Segundo ele, o órgão foi enxugado em 30 mil pessoas desde 2021, e haveria uma redução de mais 10 mil pessoas nos próximos 30 dias por meio de um programa de aposentadoria voluntária.

O Serviço Postal americano existe há 250 anos e passou por uma reforma em 1970, quando se tornou independente e passou a ser autofinanciado, com a venda de selos e taxas a clientes.

O orçamento anual do órgão é de US$ 78,5 bilhões e o Parlamento fornece um aporte financeiro mínimo para o órgão, que emprega 630 mil pessoas. Segundo o Serviço de Pesquisa do Congresso, apenas US$ 50 milhões foram previstos pelo Congresso à agência em 2023 para o subsídio de serviços postais gratuitos.

O Serviço Postal teve prejuízo de mais de US$ 100 bilhões (R$ 575,55 bilhões) desde 2007, incluindo US$ 9,5 bilhões (R$ 54,68 bilhões) nos 12 meses até 30 de setembro.

Neste mês, no entanto, o USPS divulgou lucro de US$ 144 milhões (R$ 828,8 milhões) no quarto trimestre. Isso foi atribuído a planos de modernização que haviam sido traçados pelo agora ex-diretor do órgão Louis Dejoy, que assumiu a agência durante a pandemia do coronavírus.

A agência foi prejudicada por um declínio de 80% no volume de correspondências desde 1997 com o arranque do email. O patamar agora é o mais baixo desde 1968, mas os defensores da agência nos termos atuais dizem que ela é fundamental para garantir a votação por correspondência, a entrega de prescrições de medicamentos e acesso a áreas remotas, entre outros.

A privatização dos Correios é um debate também no Brasil. O ex-presidente Jair Bolsonaro (PL) defendeu essa ideia e apresentou um projeto de lei para concretizá-la, mas o presidente Lula (PT) retirou o órgão do escopo de concessões.
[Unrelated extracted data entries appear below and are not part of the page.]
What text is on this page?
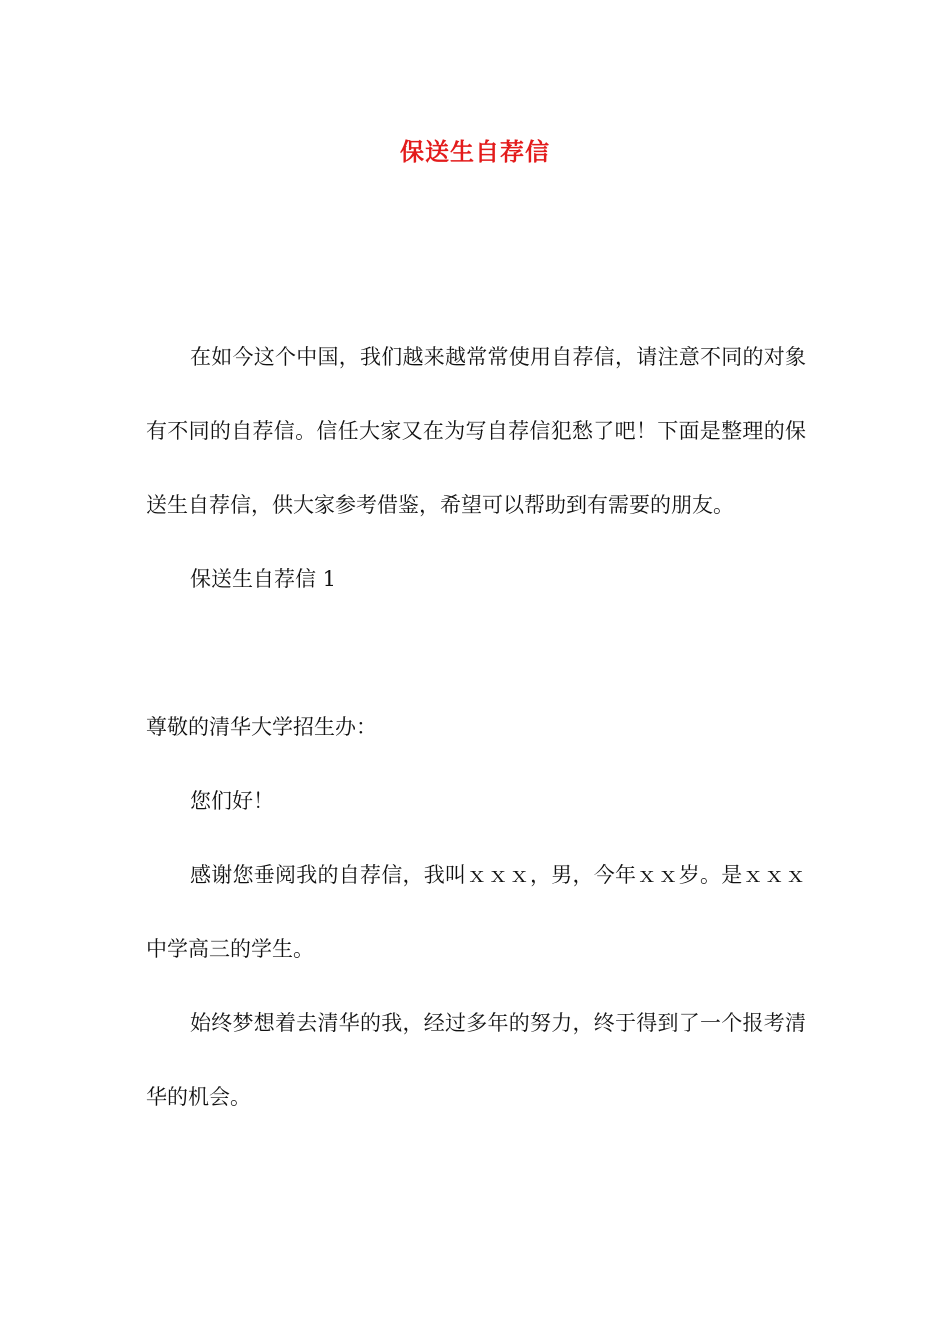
保送生自荐信

在如今这个中国，我们越来越常常使用自荐信，请注意不同的对象有不同的自荐信。信任大家又在为写自荐信犯愁了吧！下面是整理的保送生自荐信，供大家参考借鉴，希望可以帮助到有需要的朋友。

保送生自荐信 1

尊敬的清华大学招生办：

您们好！

感谢您垂阅我的自荐信，我叫ｘｘｘ，男，今年ｘｘ岁。是ｘｘｘ中学高三的学生。

始终梦想着去清华的我，经过多年的努力，终于得到了一个报考清华的机会。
Como mostrou a Folha, a gestão petista discute alternativas para melhorar o caixa dos Correios depois de um prejuízo bilionário da estatal em 2024. De janeiro a setembro do ano passado, foram R$ 2,1 bilhões em prejuízo, além de déficit primário de R$ 3,2 bilhões, segundo dados do MGI (Ministério da Gestão e Inovação em Serviços Públicos). Os investimentos totalizaram R$ 830 milhões em 2024. Ainda assim, o governo Lula descarta a privatização do órgão.

Nos EUA, os sindicatos se opõem à privatização da agência sob o temor de que isso prejudique a população. O serviço postal dos Estados Unidos faz entregas desde centros urbanos a áreas rurais distantes, incluindo ilhas remotas.
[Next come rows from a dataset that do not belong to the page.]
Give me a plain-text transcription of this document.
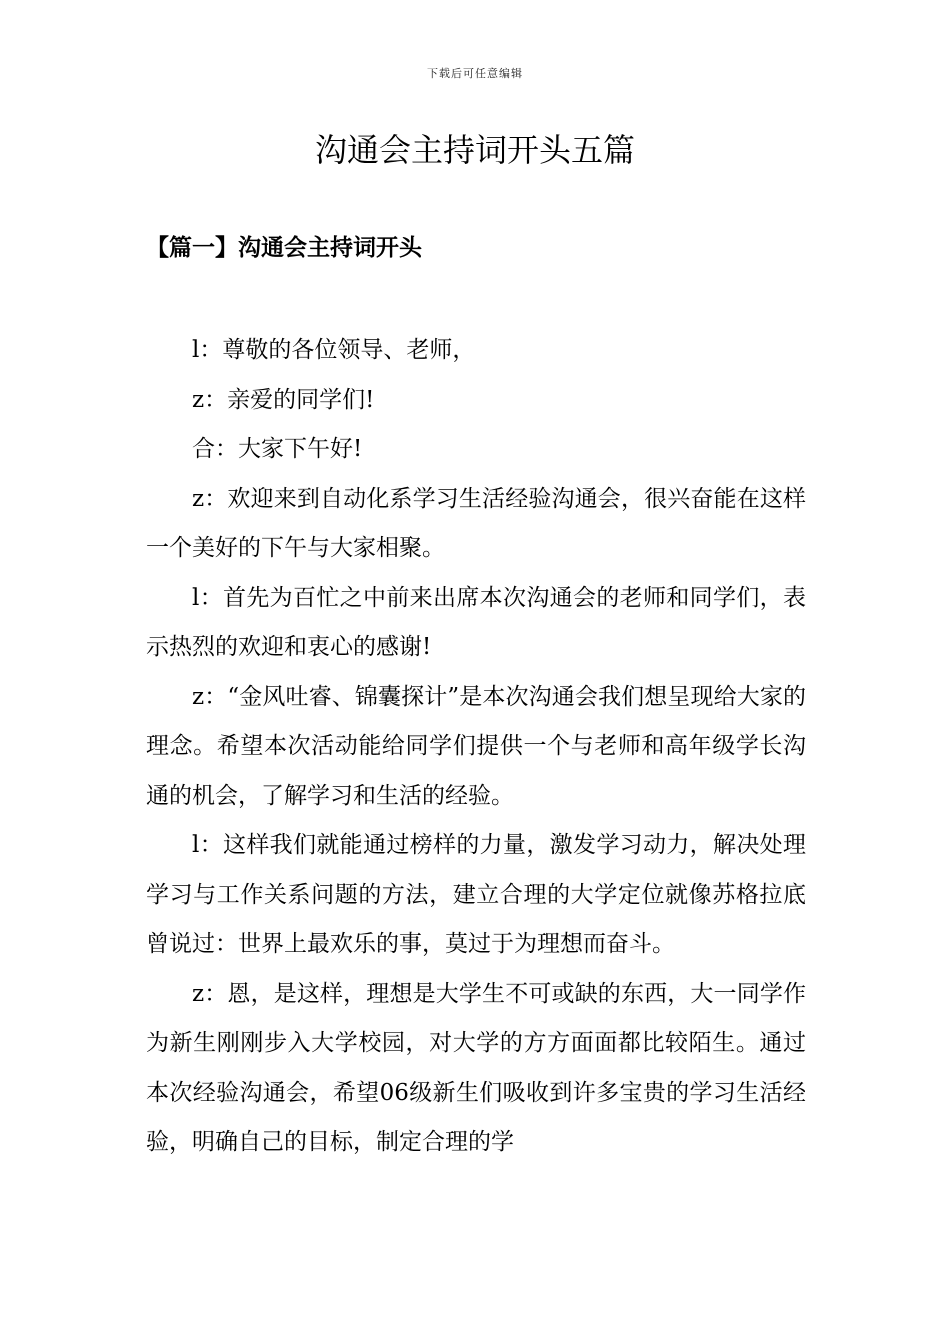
下载后可任意编辑
沟通会主持词开头五篇
【篇一】沟通会主持词开头

l：尊敬的各位领导、老师，

z：亲爱的同学们!

合：大家下午好!

z：欢迎来到自动化系学习生活经验沟通会，很兴奋能在这样一个美好的下午与大家相聚。

l：首先为百忙之中前来出席本次沟通会的老师和同学们，表示热烈的欢迎和衷心的感谢!

z：“金风吐睿、锦囊探计”是本次沟通会我们想呈现给大家的理念。希望本次活动能给同学们提供一个与老师和高年级学长沟通的机会，了解学习和生活的经验。

l：这样我们就能通过榜样的力量，激发学习动力，解决处理学习与工作关系问题的方法，建立合理的大学定位就像苏格拉底曾说过：世界上最欢乐的事，莫过于为理想而奋斗。

z：恩，是这样，理想是大学生不可或缺的东西，大一同学作为新生刚刚步入大学校园，对大学的方方面面都比较陌生。通过本次经验沟通会，希望06级新生们吸收到许多宝贵的学习生活经验，明确自己的目标，制定合理的学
De acordo com líderes sindicais disseram à Associated Press, cerca de 51 milhões de pessoas vivem em áreas rurais e poderiam ser prejudicadas caso a agência fosse privatizada.

“É uma ideia terrível para todos que servimos”, afirmou o presidente da Associação Nacional dos Carteiros, Brian L. Renfroe, na terça-feira, durante um painel sobre o tema, reportado pela Associated Press.

Países como Argentina, Portugal e Alemanha têm seus serviços postais privatizados, enquanto outros gigantes, como Rússia e Canadá mantêm os órgãos públicos.